In a very different kind of "big data" talk than other SXSW 2013 big data presentations, Splunk developer Ed Hunsinger explained how he gathered personal data output of things ranging from sleep machines to Foursquare and created informative data visualizations out of his everyday habits.
At turns funny (his dismal rate of catbox cleaning) and at times incredibly useful (his rate of maintaining 'inbox zero'), the audience for Hunsinger's Playing With Your Own Big Data was held in rapt attention to what the big data dev has done with his employer's tools — specifically, Splunk Storm.
Every day we continue to increase our own personal data footprints, sometimes actively and sometimes without even realizing it.
Big companies are already collecting your data and using it to make more money. Why not collect this data (and more) and use it to your own benefit?
Hunsinger looked at his everyday life and grabbed data from everything he could, like Foursquare, Twitter and more.
He acquired as many devices as he could find to measure his sleep, such as the Zeo Sleep Machine and wireless activity tracker, FitBit.
When data wasn't easy to get from devices, APIs or apps, he wrote custom python scripts — which he collected and shared here on GitHub.
Then in his all-too-short SXSW presentation, Hunsinger showed some of his own big data, visualized in charts and graphs — the results of cleaning up his data and dumping it into Splunk Storm (and sometimes the desktop version, Splunk).
Examples in Playing With Your Own Big Data included:
- Hunsingler's weight measured by WiThings, which showed his average weight over time.
- His location with Google Latitude and his check-ins via Foursquare.
- The unread vs. read email inbox count (Hunsinger's quest for 'inbox zero') — for this he used a custom python script to send to Splunk Storm.
- @edrabbit Tweets, for which he showed a chart of number of tweets per week, pointing out the large spikes of increased use over the duration of SXSW.
- Hunsinger's own custom iPhone web app for tracking things manually.

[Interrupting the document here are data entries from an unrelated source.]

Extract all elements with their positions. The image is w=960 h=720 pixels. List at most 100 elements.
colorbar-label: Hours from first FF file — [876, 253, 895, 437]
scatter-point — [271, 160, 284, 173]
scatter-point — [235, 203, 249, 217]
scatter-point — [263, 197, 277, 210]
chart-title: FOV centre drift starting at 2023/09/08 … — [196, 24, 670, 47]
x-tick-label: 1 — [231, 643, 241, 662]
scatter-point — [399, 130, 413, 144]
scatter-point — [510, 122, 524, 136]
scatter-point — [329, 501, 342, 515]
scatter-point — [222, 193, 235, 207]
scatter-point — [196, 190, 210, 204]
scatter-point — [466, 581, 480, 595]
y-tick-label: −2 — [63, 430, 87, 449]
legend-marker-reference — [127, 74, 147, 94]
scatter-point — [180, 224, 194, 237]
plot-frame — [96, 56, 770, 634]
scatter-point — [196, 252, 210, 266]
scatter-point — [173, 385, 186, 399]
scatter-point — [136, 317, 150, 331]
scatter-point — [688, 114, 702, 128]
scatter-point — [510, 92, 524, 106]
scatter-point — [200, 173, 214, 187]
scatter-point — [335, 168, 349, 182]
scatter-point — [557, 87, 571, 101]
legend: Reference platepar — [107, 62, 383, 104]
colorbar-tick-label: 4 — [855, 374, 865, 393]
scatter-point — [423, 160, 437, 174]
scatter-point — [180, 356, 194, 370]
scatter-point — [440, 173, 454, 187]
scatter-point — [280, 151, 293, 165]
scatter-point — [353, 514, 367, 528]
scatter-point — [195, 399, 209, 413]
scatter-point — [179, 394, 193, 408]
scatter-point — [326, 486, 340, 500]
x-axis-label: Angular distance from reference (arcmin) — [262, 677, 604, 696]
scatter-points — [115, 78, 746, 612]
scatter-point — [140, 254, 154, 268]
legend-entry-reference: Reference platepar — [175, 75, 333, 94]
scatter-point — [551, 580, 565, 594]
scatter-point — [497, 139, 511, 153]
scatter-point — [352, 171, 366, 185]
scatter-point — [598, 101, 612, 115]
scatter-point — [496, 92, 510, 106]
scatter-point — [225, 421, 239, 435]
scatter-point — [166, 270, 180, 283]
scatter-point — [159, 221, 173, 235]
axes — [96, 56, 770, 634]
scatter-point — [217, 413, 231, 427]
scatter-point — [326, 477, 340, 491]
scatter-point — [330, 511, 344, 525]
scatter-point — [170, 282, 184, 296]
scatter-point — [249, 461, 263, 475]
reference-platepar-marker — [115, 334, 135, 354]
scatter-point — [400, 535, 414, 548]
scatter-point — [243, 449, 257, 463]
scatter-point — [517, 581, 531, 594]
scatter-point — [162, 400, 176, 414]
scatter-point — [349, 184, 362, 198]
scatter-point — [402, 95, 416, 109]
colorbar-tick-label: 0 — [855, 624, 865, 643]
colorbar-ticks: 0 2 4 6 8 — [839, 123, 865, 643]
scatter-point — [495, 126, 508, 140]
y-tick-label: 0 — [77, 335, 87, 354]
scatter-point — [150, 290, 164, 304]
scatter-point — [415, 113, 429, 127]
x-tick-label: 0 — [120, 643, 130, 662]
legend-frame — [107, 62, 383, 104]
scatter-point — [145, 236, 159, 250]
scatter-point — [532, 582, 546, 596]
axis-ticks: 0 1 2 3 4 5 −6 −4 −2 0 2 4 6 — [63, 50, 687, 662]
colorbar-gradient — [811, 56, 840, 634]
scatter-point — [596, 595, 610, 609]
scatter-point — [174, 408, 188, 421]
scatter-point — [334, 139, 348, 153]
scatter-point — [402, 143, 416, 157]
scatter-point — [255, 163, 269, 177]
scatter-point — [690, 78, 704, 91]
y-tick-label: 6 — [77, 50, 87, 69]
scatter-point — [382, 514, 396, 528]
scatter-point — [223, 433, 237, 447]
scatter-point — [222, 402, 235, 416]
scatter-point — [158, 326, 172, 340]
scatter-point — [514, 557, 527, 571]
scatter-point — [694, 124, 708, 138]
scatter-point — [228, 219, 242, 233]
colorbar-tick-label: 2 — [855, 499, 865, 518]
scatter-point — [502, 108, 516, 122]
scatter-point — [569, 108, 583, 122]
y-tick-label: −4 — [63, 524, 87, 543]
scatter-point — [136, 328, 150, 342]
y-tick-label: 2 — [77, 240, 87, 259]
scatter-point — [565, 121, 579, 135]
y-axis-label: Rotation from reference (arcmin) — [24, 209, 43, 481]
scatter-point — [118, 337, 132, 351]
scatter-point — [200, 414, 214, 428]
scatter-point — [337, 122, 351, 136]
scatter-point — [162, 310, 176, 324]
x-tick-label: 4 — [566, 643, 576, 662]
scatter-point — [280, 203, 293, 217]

- His humorous graph of a Blue Angels noise detection system that he built with a RaspberryPI + USB Mic and SplunkStorm along with friend Greg Albrecht (Blue Angels are the United States Navy's flight demonstration squadron, known for ultra-loud practice flyovers in San Francisco during September's Fleet Week).
Hunsinger told me he didn't have enough time to include everything in the SXSW talk that he's tracking, and told me that he's also logging:
(...) my bike rides with RunKeeper, sleep patterns with Zeo, music with last.fm, my heart rate through an exercise heart rate monitor (I'm really hoping to get a basis soon), my posture with a LUMOback and steps walked with a Fitbit.
Putting his data into Splunk Storm wasn't necessarily as easy as hitting "export" on an app and "import" into Splunk Storm, but Hunsinger explained the process in a way that might be suprisingly easy for anyone to try.
To make the cool charts in his Playing With presentation, Ed employed different kinds of hardware for data collection, utilized APIs and export functionality from various services, and told me:
I used provided APIs or export functionality with the different services to get my data out. This is the tricky part as some services are hesitant to release their data.
But, they all use different formats, so I had to clean up the data for dumping into Splunk Storm.
Basically I wrote a bunch of python scripts (http://github.com/edrabbit) that fetch and/or clean the data so I can import it into Splunk Storm.
The need to write my own sanitation scripts points to a bigger picture. Most of these services want to keep you silo'ed at the expense of the customer.
My hope is that these companies can figure out a business model that lets them release the data to the user and then the best software out there for working with that data can win.
It's true that most people feel uneasy knowing that most everything they do is measured and collected into data sets — and the companies doing the collecting and analyzing may know more about their personal habits than they do.
I'm hoping Ed Hunsinger's self-experiments can start to change this imbalance.
If we can make the act of better knowing our own data into something fun, easy, and we can use it to better our lives, that's worth a lot.
It could also raise awareness about what everyone's been giving away, and why they might want to care about what's done with their own big data.
Or, at least it might give Ed's wife a week off from catbox duty.
Disclosure: I occasionally cat-sit for Mr. and Mrs. Hunsinger.